Fixed pricing works best when you judge it not based on one individual engagement but all of your engagements. You may lose money an engagement but over the course of all engagements find that you’re making more money – and your clients are far happier which means they return to you for additional project work over the course of the year.

2 Replies to “Random Lessons Learned About Fixed Fee Pricing”

  1. Great post, we have been providing fixed fee implementations now forover two years, our pricing options are also based on Ed Kless’ pricing classes.

    I totally agree with your post, their are customers who are entrenched in the hourly billing model, it is tough for them to see the value in fixed fee. These clients are for sure the most difficult to move over to fixed fee.

    For the most part offering 3 options has reduced the the objection of price, as they can clearly see what they are getting and more importantly, what they are NOT getting in each option. We even offer a “bundled” discount in option 2 & 3, sort of like an extra value meal. If you break the options seperatley the cost will be higher than if it is bundled.

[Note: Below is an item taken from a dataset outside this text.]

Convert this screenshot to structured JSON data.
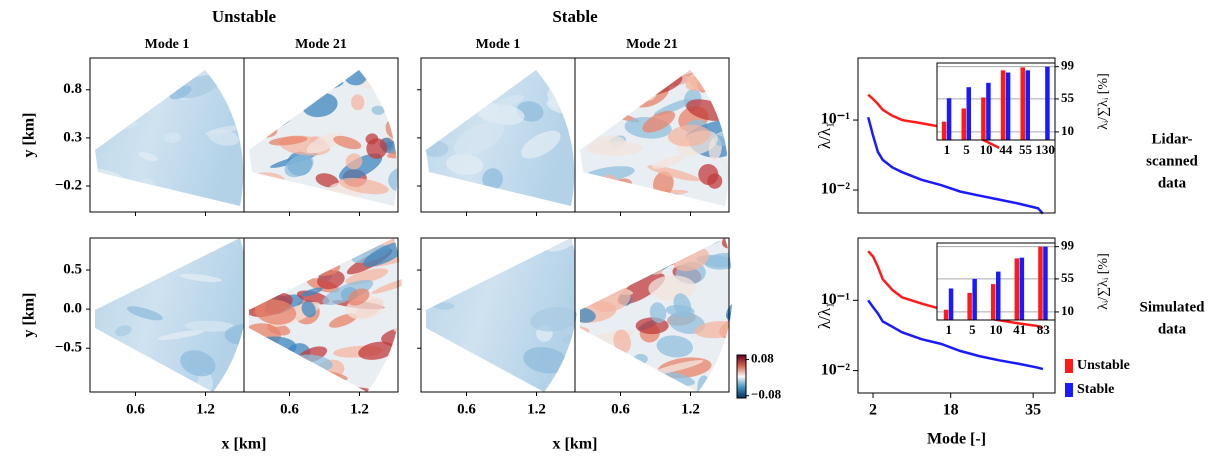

    The most difficult part of this equation, is when you have offered the fixed fee, and the customer come back asjing for it to be broken out into houly as they need to substantiate the amount of “time” somehting is going to take. I go thorugh the same discussion that an hourly estimate will be higher, than the fixed fee and that their are no guarantees offerd on time and material jobs. Some client still want to see the hourly breakdown???

    How do you get around this hourly breakdown request without taking the solution away?

    1. I have worked around the “what are the hours” by making my rate be $400.

      I’ve found that in order not to come across as completely arrogant I usually have to give the client a call or provide some other type of advance information on why we price on a fixed cost.

      People still persist – and I’ve been doing fixed price annual phone support for must be the last 7 or 8 years and the key for that has always been not to offer another option.

      Have some clients left or found another reseller? Absolutely. I think in the majority (but not all) of those situations they were clients that were looking to ask free questions or call only when they perceived their question was worthy of a bill (they’d still call other times but ask not to be billed for a quick call).

      So yes it thins down the prospects/clients but those who are left are typically A to A+ level clients.